Pabianice Castle is a fortified manor house in Pabianice, Poland. The brick building was designed by Wawrzyniec Lorek and raised in 1565–1571. Over the years the building was a supervisors' residence of Kraków's chapter house and one of the greatest constructions in Łódź Voivodeship.

==History==
The very first information in detail about the building itself were provided by Władysław Tatarkiewicz in his publications about modern architecture in Poland. In the 14th century, canonry had the wooden residence situated, as nowadays, on the east side of the city, which burned completely in 1532. Since then, it has been rebuilt many times. Final 16th-century construction of mansion house was more durable, as it was made out of brick and was also a decent defensive place, due to its location: between the backwaters and near Dobrzynka river. Part of the castle was situated on the opposite side of the river where the New City was going to be built at that time.

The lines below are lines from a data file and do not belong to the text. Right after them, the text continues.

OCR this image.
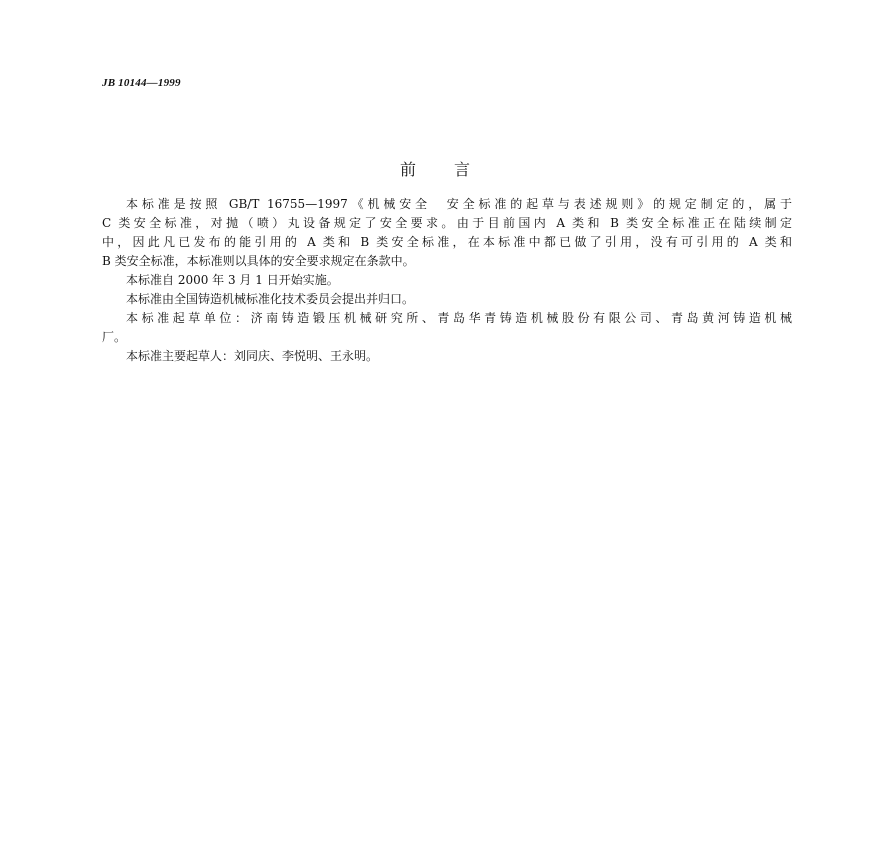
JB 10144—1999
前 言
本标准是按照 GB/T 16755—1997《机械安全　安全标准的起草与表述规则》的规定制定的，属于
C 类安全标准，对抛（喷）丸设备规定了安全要求。由于目前国内 A 类和 B 类安全标准正在陆续制定
中，因此凡已发布的能引用的 A 类和 B 类安全标准，在本标准中都已做了引用，没有可引用的 A 类和
B 类安全标准，本标准则以具体的安全要求规定在条款中。
本标准自 2000 年 3 月 1 日开始实施。
本标准由全国铸造机械标准化技术委员会提出并归口。
本标准起草单位：济南铸造锻压机械研究所、青岛华青铸造机械股份有限公司、青岛黄河铸造机械
厂。
本标准主要起草人：刘同庆、李悦明、王永明。
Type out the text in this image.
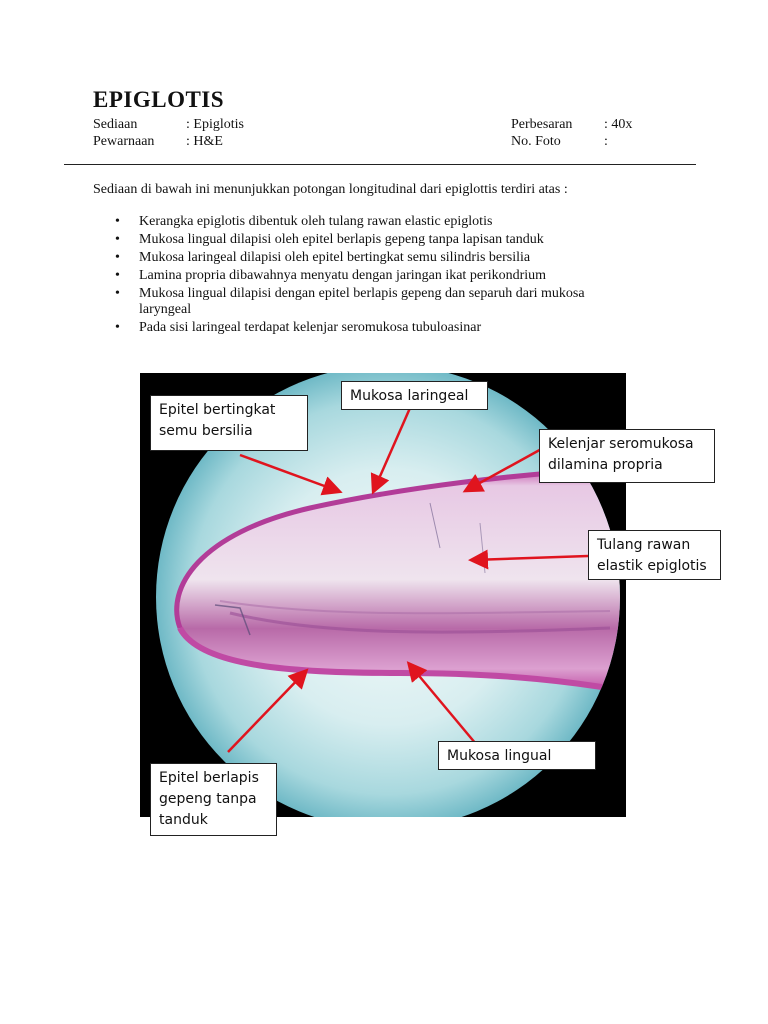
EPIGLOTIS
Sediaan	: Epiglotis
Pewarnaan : H&E
Perbesaran : 40x
No. Foto	:
Sediaan di bawah ini menunjukkan potongan longitudinal dari epiglottis terdiri atas :
• Kerangka epiglotis dibentuk oleh tulang rawan elastic epiglotis
• Mukosa lingual dilapisi oleh epitel berlapis gepeng tanpa lapisan tanduk
• Mukosa laringeal dilapisi oleh epitel bertingkat semu silindris bersilia
• Lamina propria dibawahnya menyatu dengan jaringan ikat perikondrium
• Mukosa lingual dilapisi dengan epitel berlapis gepeng dan separuh dari mukosa laryngeal
• Pada sisi laringeal terdapat kelenjar seromukosa tubuloasinar
Epitel bertingkat semu bersilia
Mukosa laringeal
Kelenjar seromukosa dilamina propria
Tulang rawan elastik epiglotis
Mukosa lingual
Epitel berlapis gepeng tanpa tanduk
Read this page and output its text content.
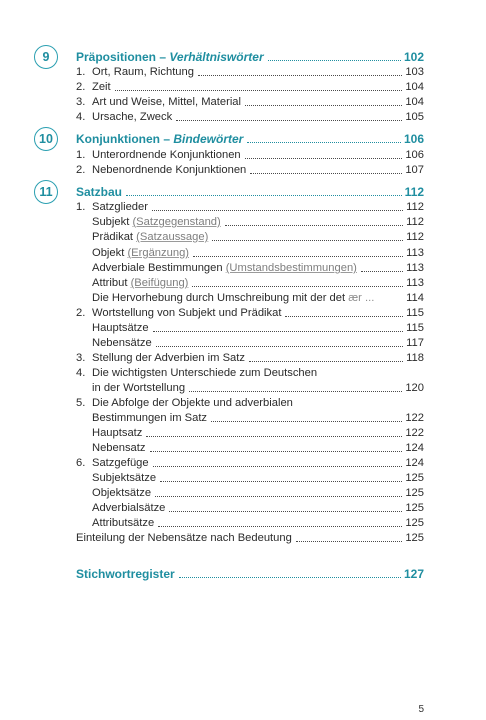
9 Präpositionen – Verhältniswörter	102
1. Ort, Raum, Richtung	103
2. Zeit	104
3. Art und Weise, Mittel, Material	104
4. Ursache, Zweck	105
10 Konjunktionen – Bindewörter	106
1. Unterordnende Konjunktionen	106
2. Nebenordnende Konjunktionen	107
11 Satzbau	112
1. Satzglieder	112
Subjekt (Satzgegenstand)	112
Prädikat (Satzaussage)	112
Objekt (Ergänzung)	113
Adverbiale Bestimmungen (Umstandsbestimmungen)	113
Attribut (Beifügung)	113
Die Hervorhebung durch Umschreibung mit der det ær ...	114
2. Wortstellung von Subjekt und Prädikat	115
Hauptsätze	115
Nebensätze	117
3. Stellung der Adverbien im Satz	118
4. Die wichtigsten Unterschiede zum Deutschen
in der Wortstellung	120
5. Die Abfolge der Objekte und adverbialen
Bestimmungen im Satz	122
Hauptsatz	122
Nebensatz	124
6. Satzgefüge	124
Subjektsätze	125
Objektsätze	125
Adverbialsätze	125
Attributsätze	125
Einteilung der Nebensätze nach Bedeutung	125
Stichwortregister	127
5
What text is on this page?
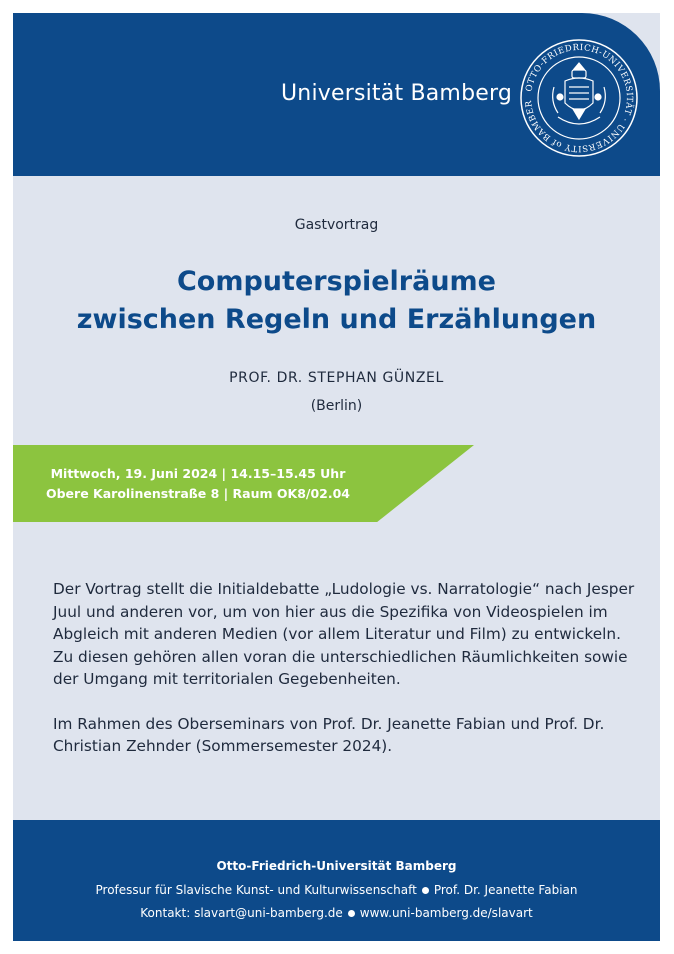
Universität Bamberg	OTTO-FRIEDRICH-UNIVERSITÄT · UNIVERSITY of BAMBER
Gastvortrag
Computerspielräume
zwischen Regeln und Erzählungen
PROF. DR. STEPHAN GÜNZEL
(Berlin)
Mittwoch, 19. Juni 2024 | 14.15–15.45 Uhr
Obere Karolinenstraße 8 | Raum OK8/02.04

Der Vortrag stellt die Initialdebatte „Ludologie vs. Narratologie“ nach Jesper Juul und anderen vor, um von hier aus die Spezifika von Videospielen im Abgleich mit anderen Medien (vor allem Literatur und Film) zu entwickeln. Zu diesen gehören allen voran die unterschiedlichen Räumlichkeiten sowie der Umgang mit territorialen Gegebenheiten.

Im Rahmen des Oberseminars von Prof. Dr. Jeanette Fabian und Prof. Dr. Christian Zehnder (Sommersemester 2024).

Otto-Friedrich-Universität Bamberg
Professur für Slavische Kunst- und Kulturwissenschaft Prof. Dr. Jeanette Fabian
Kontakt: slavart@uni-bamberg.de www.uni-bamberg.de/slavart
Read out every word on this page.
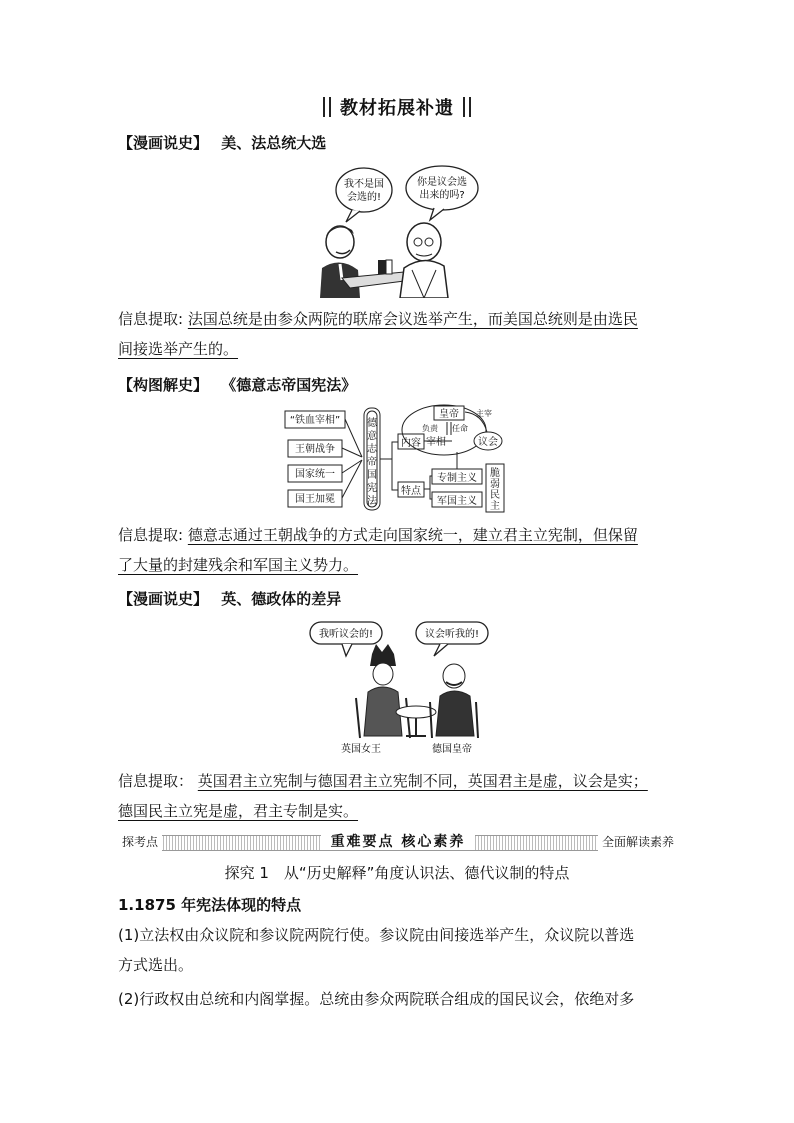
教材拓展补遗
【漫画说史】 美、法总统大选
我不是国
会选的!
你是议会选
出来的吗?
信息提取: 法国总统是由参众两院的联席会议选举产生，而美国总统则是由选民
间接选举产生的。
【构图解史】 《德意志帝国宪法》
“铁血宰相”
王朝战争
国家统一
国王加冕
德
意
志
帝
国
宪
法
内容
皇帝
负责 任命
宰相
主宰
议会
特点
专制主义
军国主义
脆
弱
民
主
信息提取: 德意志通过王朝战争的方式走向国家统一，建立君主立宪制，但保留
了大量的封建残余和军国主义势力。
【漫画说史】 英、德政体的差异
我听议会的!	议会听我的!
英国女王	德国皇帝
信息提取： 英国君主立宪制与德国君主立宪制不同，英国君主是虚，议会是实；
德国民主立宪是虚，君主专制是实。
探考点	重难要点 核心素养	全面解读素养
探究 1　从“历史解释”角度认识法、德代议制的特点
1.1875 年宪法体现的特点
(1)立法权由众议院和参议院两院行使。参议院由间接选举产生，众议院以普选
方式选出。
(2)行政权由总统和内阁掌握。总统由参众两院联合组成的国民议会，依绝对多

The local legend says that located in New City St. Mateusz church had connection with the "castle" through a tunnel. Tunnel was exclusively used by Pabianka princess, in case somebody might see her, as her beauty left much to be desired. Nevertheless, St. Mateusz church and the residence of Kraków's chapter house were the only two brick buildings in the city at the very beginning of the 19th century that last undamaged.

==Building==
Build of the castle in Pabianice started in 1565 and it erected over five years. The leading architect was Wawrzyniec Lorek, with whom Kraków's chapter Stanisław Dąbrowski made a deal. As a reward he obliged to pay the architect 50 golden coins, popularly called "florens", and natural goods as wheat or oat. But for the precision and diligence of Lorek the process of building went smooth and fast without any delay. This fact pleased the Kraków's chapter, who was eager to finalize the project and started to fortify the mansion. In 1570 there was 10horse castle guard, defensive ditches and worth to say is that the minor hasn't been changed or damaged from that time.

Although the residence was finished at the beginning of 1571, there were still some works to be done inside the manor – paintings in great chamber and sculptures. Not until 1796 when the mansion house in Pabianice has been the residence of Kraków's chapter house, did it became the residence of Prussian goods administration. Till the end of 1822, the building was occupied by some tenants of Pabianice economics. Later it was hand over to weaving manufacturers' families. In 1833it was the headquarter of municipal office. After the World War II transformed into Museum Of Pabianice City, which exists to these days.

==Architecture==
The castle is late renaissance brick building. Rectangular in shape, size 18 meters by 13 meters, has only one floor with corners risalit. Crowned with attic (It is said to be one of the most beautiful attics in Poland) with holes through which gargoyles pass. The interior was finished with barrel vaults with lunettes and the ground floor plan was exactly the same as the 1st floor. In the north-east and south-west corners "castle" has two towers with embrasures. The sentence in Latin "SIC TRANSIT GLORIA MUNDI" ("Thus passes the glory of the world.") is craved in one of the niches. On the ground floor windows are decorated with "Poraj" and "Aaron" family crests stone bordings and there is also a room with an 18th-century rococo fireplace. Till now, through the three centuries the manor in Pabianice had only one major reconstruction – hemispherical tower was built from the west side of erection in the 19th century and the entrance from the south side was displaced onto west side of avant-corps.

==Interesting facts==
In the 1860s the renaissance polychromes from the 16th century were discovered in mansion house, located in dining room hidden under the thick layer of plaster. Unique and one of its kind in the region, compared to the Wawel's polychromes, those in Pabianice feature floral ornaments.
To attract tourists, it is planned to reconstruct the polychromes by contemporary artist. Moreover, the authorities of the museum decided to reveal other polychromes painted by the artist Jan Szulc whose artistic creation was related with cities such as Łódź and Pabianice. This late polychromes are dated on 1917 and were painted on four walls of north-east alcove inside the castle.